In Country Living in 2004 her garden was described as combining both formal manicured lines (e.g. topiary) along with "wild and woolly habitats" to encourage visits from a variety of different animals.

==Works==
- 1985 – My Name Is Vera (Vera the Mouse Series)
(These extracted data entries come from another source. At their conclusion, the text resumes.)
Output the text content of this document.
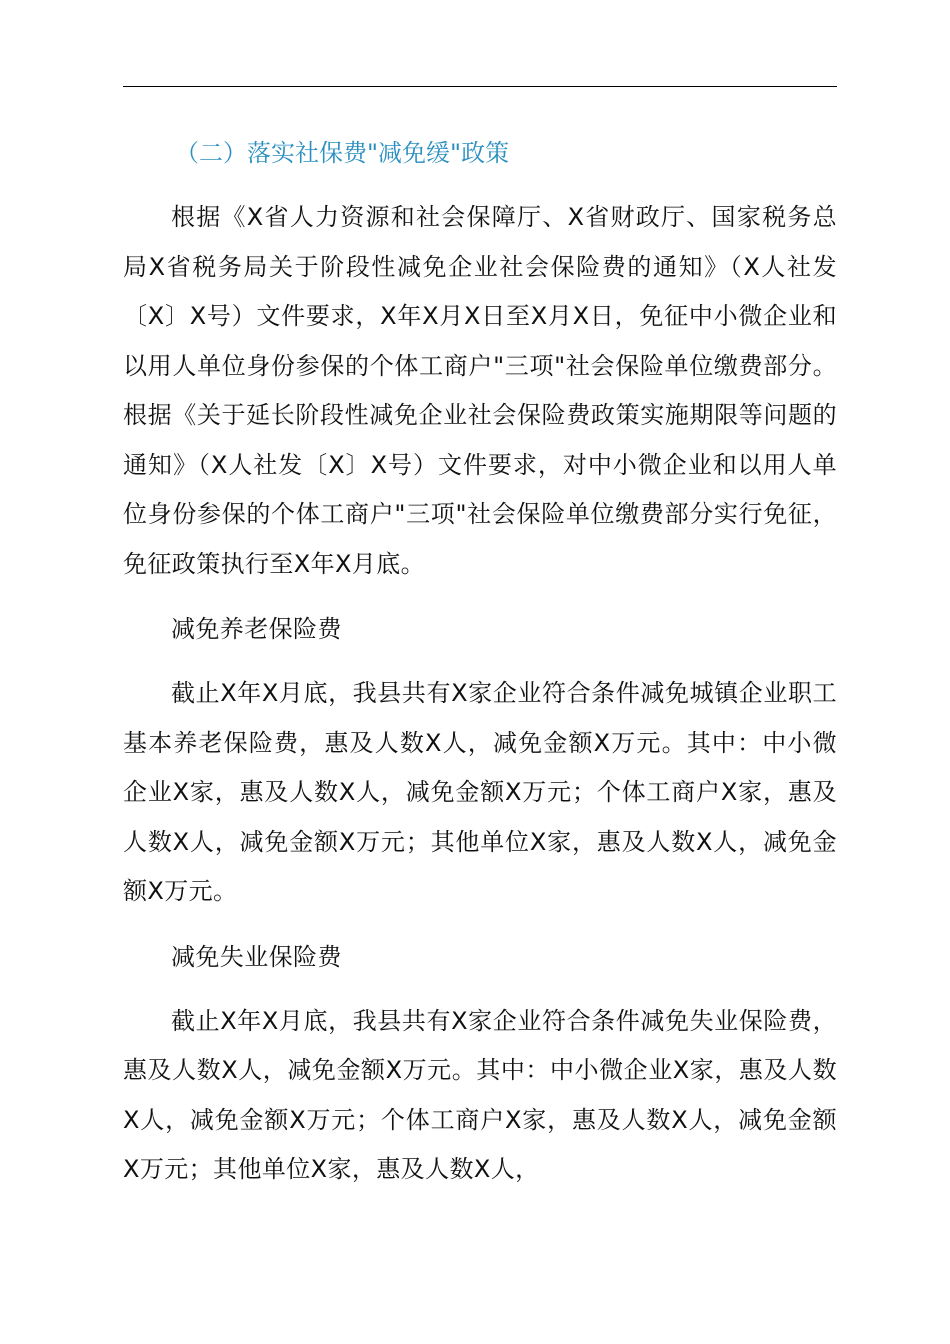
（二）落实社保费"减免缓"政策

根据《X省人力资源和社会保障厅、X省财政厅、国家税务总局X省税务局关于阶段性减免企业社会保险费的通知》（X人社发〔X〕X号）文件要求，X年X月X日至X月X日，免征中小微企业和以用人单位身份参保的个体工商户"三项"社会保险单位缴费部分。根据《关于延长阶段性减免企业社会保险费政策实施期限等问题的通知》（X人社发〔X〕X号）文件要求，对中小微企业和以用人单位身份参保的个体工商户"三项"社会保险单位缴费部分实行免征，免征政策执行至X年X月底。

减免养老保险费

截止X年X月底，我县共有X家企业符合条件减免城镇企业职工基本养老保险费，惠及人数X人，减免金额X万元。其中：中小微企业X家，惠及人数X人，减免金额X万元；个体工商户X家，惠及人数X人，减免金额X万元；其他单位X家，惠及人数X人，减免金额X万元。

减免失业保险费

截止X年X月底，我县共有X家企业符合条件减免失业保险费，惠及人数X人，减免金额X万元。其中：中小微企业X家，惠及人数X人，减免金额X万元；个体工商户X家，惠及人数X人，减免金额X万元；其他单位X家，惠及人数X人，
- 1985 – Vera's Special Hobbies
- 1985 – Vera Dresses Up
- 1985 – Vera and her Friends
- 1986 – Vera the Mouse
- 1988 – Games With Vera
- 1988 – Vera in the Garden
- 1988 – Vera in the Kitchen
- 1988 – Vera in the Washtub
- 1991 – Nature Diary
- 1991 – A Little Dog for Vera
- 1994 – Flowers A to Z
- 1994 – From My Window
- 1994 – Nature's Sketchbook
- 1995 – Gardener's Companion
- 1995 – A Walk in the Woods
- 1996 – Seasons of Friendship
- 1998 – Butterflies - Winged Miracles of Nature
- 2004 – View From a Sketchbook: Nature Through the Eyes of Marjolein Bastin (with Tovah Martin)

In 2000 Vera starred in a 30-minute animated movie called "Vera the Mouse: Mr. Mole's Surprise".